Don't think I've forgotten flier. (Photo: Kannikar Petchkaew)

Don't think I've forgotten flier. (Photo: Kannikar Petchkaew)

This year marks 40 years on from the genocide in Cambodia, where two million people died from torture, illness, hardship and starvation, when the Khmer Rouge came to power.

Confronting painful history is never easy, but as Kannikar Petchkaew discovered, some Cambodian survivors have found a way to live with the memories.

And to give new life to a once-silenced part of treasured Cambodian culture. 

In the early 1970s, a duet by Sin Sisamouth and Ros Serey Sothea ruled the day. The pair are among Cambodia's most beloved singers. Popular and talented, both have recorded more than 100 songs, and each has been a hit. 

Sin Sisamouth is widely considered the "King of Khmer music," while the late King Norodom Sihanouk described Ros Serey Sothea as "the golden voice of the royal capital".

Their era became known as the "Golden Age" of Cambodian music.

But, that all changed on April 17, 1975. 

When they took control of the country, the Khmer Rouge wiped out all traces of modernity and Western influence. 

Intellectuals, artists and musicians were targeted and killed. Sin Sisamouth and Ros Serey Sothea, also fell victim. The pair was killed and all their records were destroyed. 

The golden age of Cambodian music was silenced. 

The Khmer Rouge’s four-year reign of terror saw two million  people killed – a quarter of the entire population. 

That’s Youk Chhang, a survivor of the genocide, who is still haunted by that time. 

I met him recently in Bangkok. 

“I am fifty something now and I’ve never realized peace. My peace definition meaning that one goodnight sleep and you wake up without fear or intimidation and freedom to be with your family and I’ve never had that because I lost all the family inside,” says Chhang.

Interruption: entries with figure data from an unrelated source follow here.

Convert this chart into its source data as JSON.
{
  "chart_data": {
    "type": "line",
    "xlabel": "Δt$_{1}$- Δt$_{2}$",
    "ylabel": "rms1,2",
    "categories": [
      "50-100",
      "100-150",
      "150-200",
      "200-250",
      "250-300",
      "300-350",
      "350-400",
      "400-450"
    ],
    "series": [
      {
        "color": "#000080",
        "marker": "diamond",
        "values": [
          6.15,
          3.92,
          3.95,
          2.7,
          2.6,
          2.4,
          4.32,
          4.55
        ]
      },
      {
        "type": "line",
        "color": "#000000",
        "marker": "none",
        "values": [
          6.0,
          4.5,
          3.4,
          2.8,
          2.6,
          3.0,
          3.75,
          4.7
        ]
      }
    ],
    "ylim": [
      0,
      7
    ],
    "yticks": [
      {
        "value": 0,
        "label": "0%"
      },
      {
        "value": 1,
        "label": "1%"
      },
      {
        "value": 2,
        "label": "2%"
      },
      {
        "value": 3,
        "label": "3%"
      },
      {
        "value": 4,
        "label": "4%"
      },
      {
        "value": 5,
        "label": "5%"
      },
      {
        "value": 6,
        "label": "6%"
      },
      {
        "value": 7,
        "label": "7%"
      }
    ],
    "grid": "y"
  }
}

Khmer Rouge soldiers arrested Youk Chhang when he was 14 – for picking mushrooms to feed his starving, pregnant sister. 

He was tortured, while the soldiers killed his sister, aunt, uncle and his grandparents.

Chhang’s family, his mother and siblings, managed to flee across the border to Thailand, where they spent a year in a refugee camp, before eventually making it to the United States before the end of the genocide in 1979.

Seventeen years later Chhang returned to Cambodia as an investigator for the International Genocide Tribunal.

It’s painful to admit, but at first he wanted to see those responsible executed for their crimes. 

“I’ve been broken. Society being fragile and I wanted it so much,” he admits.

But after some time he realized that was futile, that executions would not stop the pain. 

Instead, he has turned his attention to educating the younger generation.

“I find many means and through my research, people look into academia, look into writing, lecturers, and I think that for young people who don’t have such an experience we need something that is related to them, and that’s music,” says Chhang.

This is how Chhang came up with the idea to reinvigorate Cambodian music, lost under the regime.

Sin Sisamouth,  Ros Serey Sothea, and many other musicians from the Cambodian glory days are back. 

With resources from the Documentation Center of Cambodia, Chhang and his team have produced a film called, “Don’t think I’ve forgotten, the lost Rock and Roll of Cambodia.”

The documentary film tracks the twists and turns of Cambodian music as it morphs into rock and roll, blossoms, and is nearly destroyed along with the rest of the country.

The film is filled with old songs infused with new life through modern techniques.  

Chhang says that music has a special way of reaching people, and he hopes the film will help educate young Cambodians about the genocide.

“Genocide is a crime against humanity and music is universal, I think people overlooked the role of artists that have such an influence in the society,” he says, “I saw that they should have their own voice to tell the story and that’s why I chose music.”

The roots of the music run deep in the Cambodian people, he says. 

“It’s a sound, it’s a music that goes into their heart and I think it’s in the blood,” he says, “The Khmer Rough killed all artists but because it’s in the blood they can’t. You can’t take away the blood, you can’t.”

The film is yet to be released in theaters but Chhang plans to tour the documentary through every Cambodian village next year. 

“It’s a question of preservation, it’s a question of revival, it’s a question of modernism what we are facing now in our culture,” he says, “Without culture we can’t live, if culture dies, then we die.”